Michel und die Sklavinnen
Kolumne Jürgen Preusser: Der wahre Unterschied zwischen Mann und Frau liegt im Kälteempfinden
Von der Bundeshymne bis zur Abseitsregel: Alles, einfach alles muss heutzutage gegendert werden. Doch habt keine Angst, meine lieben GeschlechtsgenossInnen: im letzten, im allerletzten geschützten Macho-Revier werden wir bis zum Weltuntergang unter uns bleiben.
Nein, ich meine weder die Sakristei, noch Fußballstadion oder Golfplatz. Es geht um einen bestimmten Temperaturbereich.

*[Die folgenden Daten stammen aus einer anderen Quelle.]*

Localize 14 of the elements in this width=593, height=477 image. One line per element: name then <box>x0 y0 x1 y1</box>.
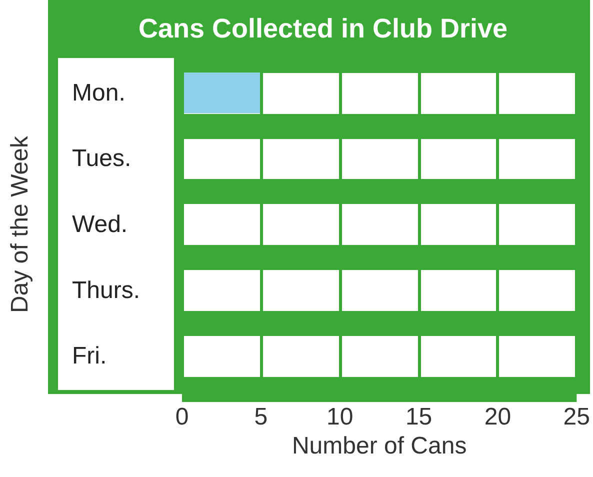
y-tick-label: Tues. <box>72 145 132 172</box>
x-tick-label: 20 <box>484 404 512 430</box>
x-tick-label: 25 <box>563 404 590 430</box>
y-tick-label: Thurs. <box>72 276 140 304</box>
x-tick-label: 15 <box>405 404 432 430</box>
chart-title: Cans Collected in Club Drive <box>138 14 508 44</box>
y-tick-label: Mon. <box>72 79 126 106</box>
x-tick-label: 10 <box>326 404 354 430</box>
x-axis-title: Number of Cans <box>292 432 467 460</box>
y-tick-label: Fri. <box>72 342 107 370</box>
y-tick-label: Wed. <box>72 211 128 238</box>
x-tick-label: 0 <box>175 404 189 430</box>
x-tick-label: 5 <box>254 404 268 430</box>
y-axis-title: Day of the Week <box>6 135 34 313</box>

Besser gesagt um einen unbestimmten, weil dieser vom subjektiven Kälteempfinden abhängig ist und mit objektiven Zahlen weder mess-, noch definier- noch eingrenzbar ist. Sollte man zumindest meinen.
Doch zunächst ein paar Fakten:
Man(n) geht auch ins Wasser, wenn selbiges weniger als dreißig Grad hat.
Man(n) kann in der Badehose an Deck ein Buch lesen, wenn er im Schatten sitzt.
Man(n) nimmt keine Daunenjacke mit ins Dinghi, weil sich beim Abendessen an Land ein historischer, meteorologisch unerklärlicher Temperatursturz ereignen könnte.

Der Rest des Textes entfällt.